Para Vasconcelos, as multas qualificadas passaram a ser a regra no Brasil, sendo frequentemente aplicadas em situações de divergência de interpretação de leis em um sistema tributário extremamente complexo. Ele enfatizou que a associação não defende sonegadores, mas que é preciso distinguir entre bons e maus contribuintes, algo que o sistema atual ainda não consegue fazer adequadamente.
O advogado mencionou que o projeto de lei sobre devedores contumazes, que visa criar instrumentos para separar contribuintes de boa-fé dos sonegadores, está em tramitação no Congresso Nacional. Além disso, criticou a ideia de Estados e municípios se valerem da legislação Federal sem a publicação de uma LC de caráter nacional, como sugerido por Toffoli, apontando que isso seria ilegal e uma violação ao princípio da legalidade.

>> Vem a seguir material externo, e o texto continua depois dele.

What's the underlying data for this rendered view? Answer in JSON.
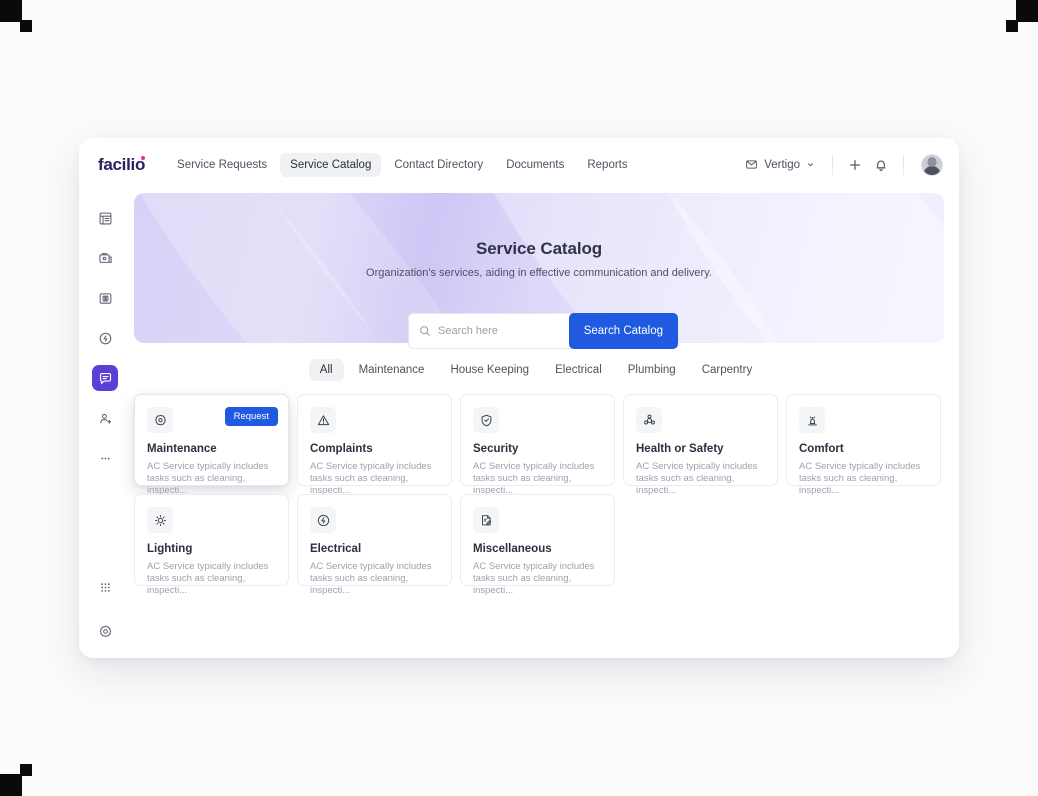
{
  "header": {
    "logo": "facilio",
    "nav": [
      {
        "label": "Service Requests",
        "active": false
      },
      {
        "label": "Service Catalog",
        "active": true
      },
      {
        "label": "Contact Directory",
        "active": false
      },
      {
        "label": "Documents",
        "active": false
      },
      {
        "label": "Reports",
        "active": false
      }
    ],
    "site_selector": {
      "label": "Vertigo",
      "icon": "site-icon",
      "chevron": "chevron-down-icon"
    },
    "add_icon": "plus-icon",
    "notification_icon": "bell-icon",
    "avatar": "user-avatar"
  },
  "sidebar": {
    "items": [
      {
        "name": "sidebar-item-dashboard",
        "icon": "dashboard-icon",
        "active": false
      },
      {
        "name": "sidebar-item-assets",
        "icon": "assets-icon",
        "active": false
      },
      {
        "name": "sidebar-item-contacts",
        "icon": "id-card-icon",
        "active": false
      },
      {
        "name": "sidebar-item-energy",
        "icon": "energy-icon",
        "active": false
      },
      {
        "name": "sidebar-item-service-catalog",
        "icon": "chat-icon",
        "active": true
      },
      {
        "name": "sidebar-item-people",
        "icon": "people-icon",
        "active": false
      },
      {
        "name": "sidebar-item-more",
        "icon": "more-dots-icon",
        "active": false
      }
    ],
    "bottom": [
      {
        "name": "sidebar-item-apps",
        "icon": "grid-apps-icon"
      },
      {
        "name": "sidebar-item-settings",
        "icon": "gear-icon"
      }
    ]
  },
  "hero": {
    "title": "Service Catalog",
    "subtitle": "Organization's services, aiding in effective communication and delivery."
  },
  "search": {
    "placeholder": "Search here",
    "value": "",
    "icon": "search-icon",
    "button_label": "Search Catalog"
  },
  "filters": {
    "tabs": [
      {
        "label": "All",
        "active": true
      },
      {
        "label": "Maintenance",
        "active": false
      },
      {
        "label": "House Keeping",
        "active": false
      },
      {
        "label": "Electrical",
        "active": false
      },
      {
        "label": "Plumbing",
        "active": false
      },
      {
        "label": "Carpentry",
        "active": false
      }
    ]
  },
  "catalog": {
    "request_badge_label": "Request",
    "rows": [
      [
        {
          "title": "Maintenance",
          "desc": "AC Service typically includes tasks such as cleaning, inspecti...",
          "icon": "gear-cog-icon",
          "badge": true,
          "raised": true
        },
        {
          "title": "Complaints",
          "desc": "AC Service typically includes tasks such as cleaning, inspecti...",
          "icon": "warning-triangle-icon",
          "badge": false,
          "raised": false
        },
        {
          "title": "Security",
          "desc": "AC Service typically includes tasks such as cleaning, inspecti...",
          "icon": "shield-check-icon",
          "badge": false,
          "raised": false
        },
        {
          "title": "Health or Safety",
          "desc": "AC Service typically includes tasks such as cleaning, inspecti...",
          "icon": "health-safety-icon",
          "badge": false,
          "raised": false
        },
        {
          "title": "Comfort",
          "desc": "AC Service typically includes tasks such as cleaning, inspecti...",
          "icon": "comfort-icon",
          "badge": false,
          "raised": false
        }
      ],
      [
        {
          "title": "Lighting",
          "desc": "AC Service typically includes tasks such as cleaning, inspecti...",
          "icon": "sun-brightness-icon",
          "badge": false,
          "raised": false
        },
        {
          "title": "Electrical",
          "desc": "AC Service typically includes tasks such as cleaning, inspecti...",
          "icon": "lightning-circle-icon",
          "badge": false,
          "raised": false
        },
        {
          "title": "Miscellaneous",
          "desc": "AC Service typically includes tasks such as cleaning, inspecti...",
          "icon": "document-edit-icon",
          "badge": false,
          "raised": false
        }
      ]
    ]
  },
  "colors": {
    "accent_blue": "#1f5ae0",
    "sidebar_active_purple": "#5b3fd6",
    "logo_navy": "#2b2064",
    "logo_pink": "#e9308a",
    "hero_lavender": "#d9d1f7"
  }
}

Vasconcelos também sugeriu que, caso prevaleça a possibilidade de tomar de empréstimo a legislação Federal, que se aplique o § 1º, c, do art. 44 da lei 9.430/96, que prevê a qualificação da multa somente quando houver conduta dolosa configurada e individualizada. Por fim, defendeu que, em relação à modulação dos efeitos, os fatos geradores não autuados estejam previstos como ressalva.

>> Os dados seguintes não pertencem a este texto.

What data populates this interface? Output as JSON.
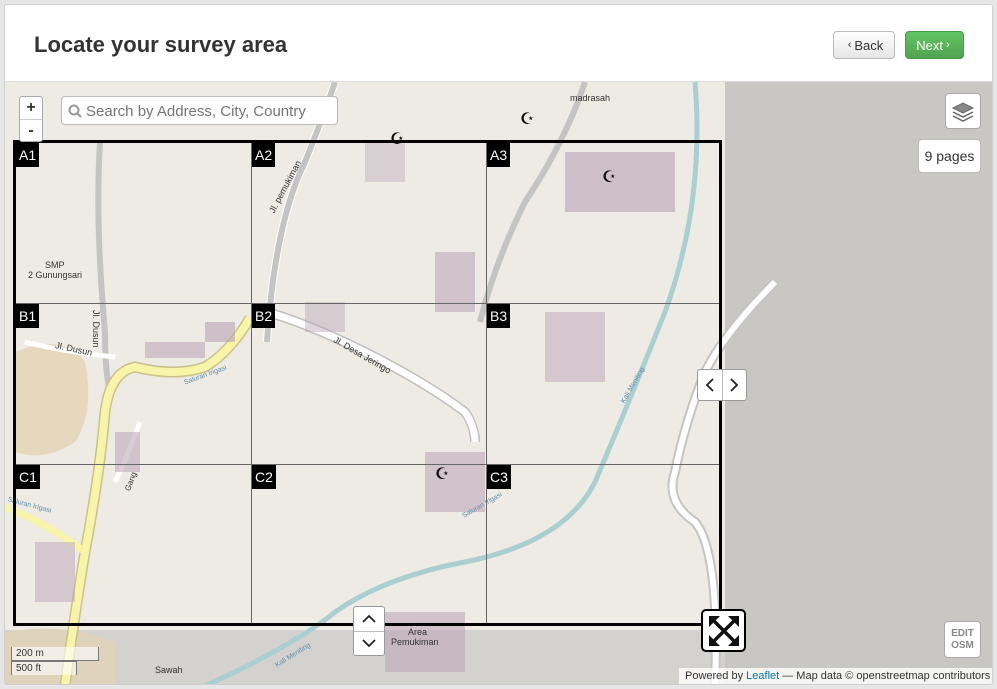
{
  "header": {
    "title": "Locate your survey area",
    "back_label": "Back",
    "next_label": "Next",
    "back_icon": "chevron-left-icon",
    "next_icon": "chevron-right-icon"
  },
  "map": {
    "search": {
      "placeholder": "Search by Address, City, Country"
    },
    "zoom": {
      "in": "+",
      "out": "-"
    },
    "pages_label": "9 pages",
    "grid": {
      "rows": [
        "A",
        "B",
        "C"
      ],
      "cols": [
        1,
        2,
        3
      ],
      "cells": [
        "A1",
        "A2",
        "A3",
        "B1",
        "B2",
        "B3",
        "C1",
        "C2",
        "C3"
      ]
    },
    "scale": {
      "metric": "200 m",
      "imperial": "500 ft"
    },
    "edit_label_1": "EDIT",
    "edit_label_2": "OSM",
    "attribution": {
      "prefix": "Powered by",
      "leaflet": "Leaflet",
      "suffix": "— Map data © openstreetmap contributors"
    },
    "place_labels": {
      "madrasah": "madrasah",
      "smp1": "SMP",
      "smp2": "2 Gunungsari",
      "jl_pemukiman": "Jl. pemukiman",
      "jl_dusun": "Jl. Dusun",
      "jl_dusun2": "Jl. Dusun",
      "jl_desa": "Jl. Desa Jeringo",
      "saluran1": "Saluran Irigasi",
      "saluran2": "Saluran Irigasi",
      "saluran3": "Saluran Irigasi",
      "gang": "Gang",
      "kali1": "Kali Meniting",
      "kali2": "Kali Meniting",
      "area1": "Area",
      "area2": "Pemukiman",
      "sawah": "Sawah"
    },
    "colors": {
      "land": "#eeebe4",
      "outside": "#c8c6c2",
      "road_major": "#f8f4a8",
      "river": "#a9cfd0",
      "buildings": "#b9a3b5"
    }
  }
}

Jurisprudência consolidada
Representando o amicus curiae Abia - Associação Brasileira da Indústria de Alimentos, o advogado Bruno Rodrigues Teixeira de Lima, da banca TozziniFreire Advogados, destacou a continuidade da jurisprudência do STF, que, desde 1998, entende necessário limite às multas punitivas.
Ele mencionou o primeiro caso relevante, a ADIn 1.075, relatada pelo ministro Celso de Mello (atualmente aposentado), que afastou a aplicação de uma multa de 300% do crédito tributário prevista na lei 8.846/94, que tratava da não emissão de nota fiscal, considerada sonegação. No entanto, ressaltou que embora a norma tenha sido afastada, não foi estabelecido um limite para as multas.

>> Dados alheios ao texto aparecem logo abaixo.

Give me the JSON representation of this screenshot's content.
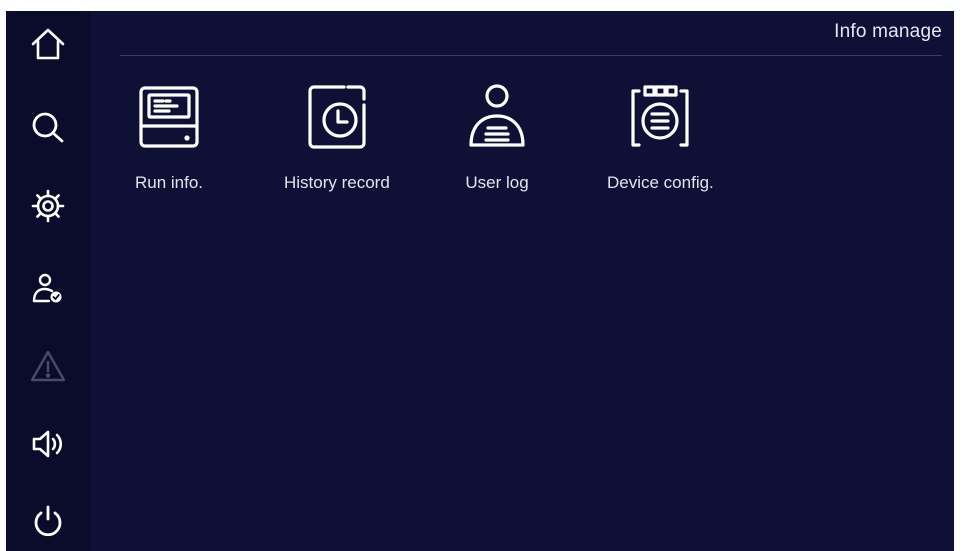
{
  "header": {
    "title": "Info manage"
  },
  "sidebar": {
    "items": [
      {
        "icon": "home-icon"
      },
      {
        "icon": "search-icon"
      },
      {
        "icon": "gear-icon"
      },
      {
        "icon": "user-check-icon"
      },
      {
        "icon": "warning-icon",
        "state": "disabled"
      },
      {
        "icon": "speaker-icon"
      },
      {
        "icon": "power-icon"
      }
    ]
  },
  "tiles": [
    {
      "label": "Run info.",
      "icon": "run-info-icon"
    },
    {
      "label": "History record",
      "icon": "history-clock-icon"
    },
    {
      "label": "User log",
      "icon": "user-log-icon"
    },
    {
      "label": "Device config.",
      "icon": "device-config-icon"
    }
  ],
  "colors": {
    "background": "#0f1036",
    "sidebar": "#0b0b2b",
    "icon": "#ffffff",
    "disabled_icon": "#4a4b6b",
    "text": "#e4e4ee"
  }
}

Também lembrou a ADIn 551, na qual o STF afastou dispositivos dos Atos das Disposições Constitucionais Transitórias do Estado do Rio de Janeiro que permitiam ao Executivo impor multas punitivas de 200% em casos não envolvendo sonegação, e de até 500% em casos de crime tributário.
O advogado reforçou a necessidade de o STF fixar limite definitivo para multas punitivas, mencionando nota técnica do FMI - Fundo Monetário Internacional que sugere limitação de 75% para multas em casos comuns, e de 25% adicionais para reincidência, inclusive em situações de sonegação.
Para o causídico é essencial que a Corte estabeleça e mantenha esse limite, mesmo que o Congresso Nacional venha a editar LC, a fim de preservar a jurisprudência e evitar novos debates sobre o tema.
Além disso, ele alertou que a modulação dos efeitos das decisões não seria recomendada nesse contexto, já que a questão envolve jurisprudência consolidada, não sendo viável a limitação de efeitos retroativos.
Voto do relator
Ministro Dias Toffoli, relator, manifestou-se pelo provimento do recurso extraordinário para reduzir a multa qualificada em razão de sonegação, fraude ou conluio para 100% do débito tributário, e entendeu que devem ser restabelecidos os ônus sucumbenciais fixados na sentença.
Para fins de repercussão geral, foi proposta a seguinte tese:
"Até que seja editada lei complementar federal sobre a matéria, a multa tributária qualificada em razão de sonegação, fraude ou conluio limita-se a 100% (cem por cento) do débito tributário, podendo ser de até 150% (cento e cinquenta por cento) do débito tributário caso se verifique a reincidência definida no art. 44, § 1-A, da lei 9.430/96, incluído pela lei 14.689/23."
Ele ainda propôs a modulação dos efeitos da decisão para passarem a valer daqui para frente, a partir da data da publicação da ata do julgamento de mérito, sem prejuízo de cada ente dispor de forma diversa, desde que de maneira mais favorável ao sujeito passivo.
- Veja a íntegra do voto.
O voto de Toffoli foi acompanhado pelo ministro Alexandre de Moraes.